Your own writing is the text for this course. Together we will scrutinize your poems with traditional, experimental, and developing discourses in mind. Bring poems to class that are rough, with something at stake.

We will begin by sight-reading single poems, asking:

What is the strategy of your poem? Is there an argument? Is it / how is it voiced? Is there a structure? What is its form trying to accomplish?

Advancing to poems-in-portfolio, we will ask:

Is there an inquiry being shaped that fulfills the destiny of a polished manuscript? What activities of the “poetic” could travel into other literary genres and other art forms?

Your portfolios will be due one week before they are discussed so that we may study them.

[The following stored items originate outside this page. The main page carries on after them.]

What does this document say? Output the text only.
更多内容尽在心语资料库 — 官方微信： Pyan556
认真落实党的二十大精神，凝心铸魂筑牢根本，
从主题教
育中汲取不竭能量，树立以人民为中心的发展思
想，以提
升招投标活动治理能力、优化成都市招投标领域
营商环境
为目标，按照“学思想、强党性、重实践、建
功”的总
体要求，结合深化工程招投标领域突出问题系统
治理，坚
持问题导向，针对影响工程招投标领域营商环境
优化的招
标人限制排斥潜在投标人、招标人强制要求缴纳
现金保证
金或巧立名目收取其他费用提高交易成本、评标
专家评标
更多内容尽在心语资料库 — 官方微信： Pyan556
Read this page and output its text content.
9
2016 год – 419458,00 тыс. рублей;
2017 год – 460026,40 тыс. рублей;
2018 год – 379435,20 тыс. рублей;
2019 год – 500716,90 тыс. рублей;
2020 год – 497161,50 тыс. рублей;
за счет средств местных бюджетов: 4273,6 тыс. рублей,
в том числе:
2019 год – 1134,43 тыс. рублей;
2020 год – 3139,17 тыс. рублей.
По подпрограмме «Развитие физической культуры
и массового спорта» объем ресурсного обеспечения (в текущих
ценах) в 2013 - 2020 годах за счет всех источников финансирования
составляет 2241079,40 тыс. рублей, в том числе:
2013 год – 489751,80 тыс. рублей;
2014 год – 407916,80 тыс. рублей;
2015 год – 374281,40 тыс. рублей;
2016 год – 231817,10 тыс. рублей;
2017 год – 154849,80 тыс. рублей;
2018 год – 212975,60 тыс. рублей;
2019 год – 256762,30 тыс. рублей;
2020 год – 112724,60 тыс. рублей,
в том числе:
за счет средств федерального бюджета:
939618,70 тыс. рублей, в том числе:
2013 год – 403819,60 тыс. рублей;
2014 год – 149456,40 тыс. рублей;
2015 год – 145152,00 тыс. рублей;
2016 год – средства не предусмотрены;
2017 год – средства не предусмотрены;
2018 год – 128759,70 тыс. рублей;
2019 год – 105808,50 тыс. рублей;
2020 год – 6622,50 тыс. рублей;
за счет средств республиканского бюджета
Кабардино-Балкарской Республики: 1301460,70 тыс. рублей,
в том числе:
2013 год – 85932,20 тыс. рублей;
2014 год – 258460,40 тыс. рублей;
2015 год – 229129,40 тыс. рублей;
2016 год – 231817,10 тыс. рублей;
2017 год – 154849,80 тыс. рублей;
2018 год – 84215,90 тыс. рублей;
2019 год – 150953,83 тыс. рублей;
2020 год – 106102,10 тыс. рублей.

We will investigate your relationship to historical and current practices. One of the subtexts of this course will regard our assumptions about truth and beauty, which abound in Middle Eastern, European, African, and Asian thought as much as in British romanticism. What is the current thinking about truth and beauty in American poetry, and how are these inherent assumptions, their substitutes, or their counter-arguments represented in your work?



Kathleen Orillion
Wednesday, 1:00-4:00 pm
FDH Seminar Room

In this course, students will work on an original, full-length feature screenplay and a detailed step outline.  Over the course of the semester, each student will have 3-4 opportunities to submit their work-in-progress, and each week, the class will meet and discuss the pages submitted, offering thoughtful, detailed, and constructive feedback.  Although we’ll be considering issues of plot, structure, and momentum, this workshop will, for the most part, emphasize character-driven screenplays — that is, stories that develop organically from the character(s) that you create.  Alternatively, students may work on the pilot and season outline for an original television drama.   There are no required texts, but script pages will need to be submitted in Final Draft.  It’s not mandatory but it would be helpful to come to the first class with a potential story idea (or two) for the project you’d like to pursue.

Stephen Harrigan
Wednesday, 9:00 am – 12:00 noon
FDH Seminar Room

The sole focus of this course will be on helping students either to finish a novel or to finish a substantial portion and have a confident understanding of where the story is going.  There will be no required reading other than material I may bring in to illustrate a practical story-telling point. We will meet once a week as a group to read and discuss work-in-progress, but from time to time I may use the classroom hours to meet individually with the students to talk about plotting, character development, etc. as it applies to their own projects. Because every novel is different, and every writer works in his or her own manner, I want to keep the structure of the course somewhat loose and open to improvisation. I will function less as a professor than as a hands-on editor, reacting to the work, suggesting changes, offering guidance about marketing and other practical matters. In addition, I anticipate inviting a few successful novelists or publishing professionals to visit the class and talk about their experiences, both in writing and in selling their work.